Columbians Ahead of Their Time
 Milton Moran Weston II
Milton Moran Weston II "A banker-priest is really no more strange than an educator-priest or a social worker priest."

Milton Moran Weston II (1910–2002)
Activist
Columbia College 1930, PhD 1954, STD 1969 (hon.)
Trustee 1969–81

The longtime rector of one of Harlem's most prominent churches, M. Moran Weston also helped to found Carver Federal Savings Bank—the largest independent financial institution in the United States owned by African Americans—and provided housing for thousands of New Yorkers. A supporter of numerous progressive causes, Weston trained as a theologian in the 1930s and 1940s while employed as a social worker. All the while he wrote his "Labor Forum" column in the Amsterdam News and organized civil-rights rallies at Madison Square Garden. In the mid-1940s, Weston became associated with St. Philip's Episcopal Church, establishing an affiliated credit union in 1945. Two years later he became a real-estate broker, and in 1948 joined 14 others to charter the Carver Federal Savings Bank in order to help black homeowners obtain first mortgages. (Today, Carver boasts 530 million dollars in assets.) Weston became the rector at St. Philip's in the late 1950s, and in that capacity oversaw the construction of housing developments, a community center, a nursing home, and treatment centers, among other projects. He served on many charitable boards over the years, and upon his 1982 retirement became rector emeritus.

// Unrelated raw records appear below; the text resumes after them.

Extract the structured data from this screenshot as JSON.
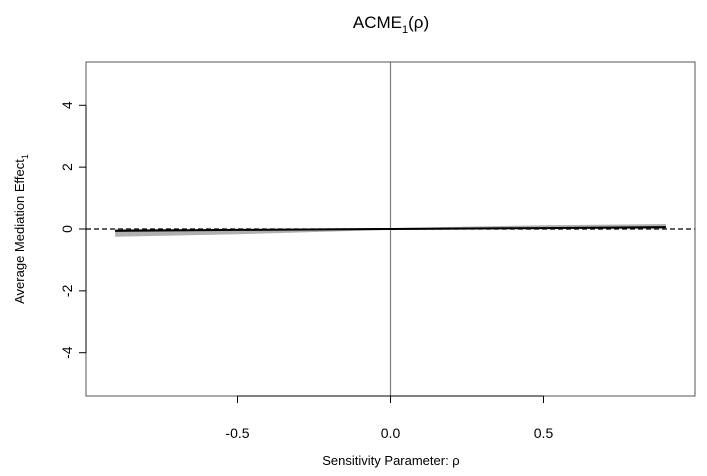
{
  "chart_data": {
    "type": "line",
    "title": {
      "base": "ACME",
      "subscript": "1",
      "suffix": "(ρ)"
    },
    "xlabel": "Sensitivity Parameter: ρ",
    "ylabel": {
      "base": "Average Mediation Effect",
      "subscript": "1"
    },
    "xlim": [
      -0.995,
      0.995
    ],
    "ylim": [
      -5.4,
      5.4
    ],
    "x_ticks": [
      -0.5,
      0.0,
      0.5
    ],
    "x_tick_labels": [
      "-0.5",
      "0.0",
      "0.5"
    ],
    "y_ticks": [
      -4,
      -2,
      0,
      2,
      4
    ],
    "y_tick_labels": [
      "-4",
      "-2",
      "0",
      "2",
      "4"
    ],
    "grid": false,
    "reference_lines": {
      "horizontal_dashed_y": 0,
      "vertical_x": 0
    },
    "series": [
      {
        "x": [
          -0.9,
          -0.5,
          0.0,
          0.5,
          0.9
        ],
        "values": [
          -0.06,
          -0.03,
          0.0,
          0.03,
          0.06
        ],
        "ci_lower": [
          -0.25,
          -0.17,
          -0.03,
          0.0,
          0.0
        ],
        "ci_upper": [
          0.0,
          0.0,
          0.03,
          0.12,
          0.16
        ]
      }
    ],
    "colors": {
      "ci_band": "#b0b0b0",
      "line": "#000000",
      "zero_line": "#7f7f7f",
      "frame": "#555555"
    }
  }
}
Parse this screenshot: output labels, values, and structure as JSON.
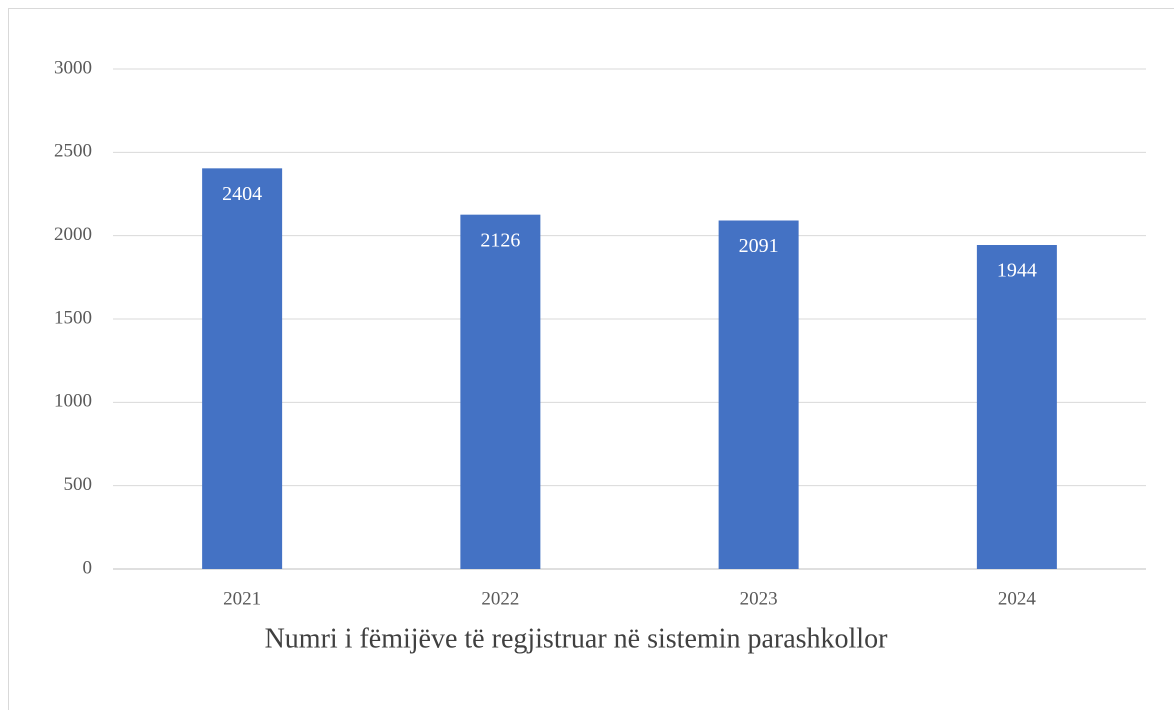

Weston enrolled at Columbia in 1928, one of five black undergraduates at the time. He received his degree in 1930, after which he studied at the General Theological Seminary in Philadelphia, the Union Theological Seminary in New York, and the New School for Social Research. He returned to Columbia in 1949, earning a PhD in social history in 1954. In 1969, he became Columbia's first African American trustee. To honor his contributions to the community, in 1998 the University established the M. Moran Weston II Distinguished Lecture in Urban and Public Policy. The citation read in part, "To visit the streets of Harlem and Morningside Heights is to encounter the tangible results of your visionary work, whether it is a child-care center, housing for the elderly and mentally ill, a condominium high-rise or a business started with a Carver loan." Designed to bring public leaders to the School of International and Public Affairs to address the community on important domestic policy issues, the lectureship focuses on pressing concerns such as expanding home ownership and the changing economic base of American cities.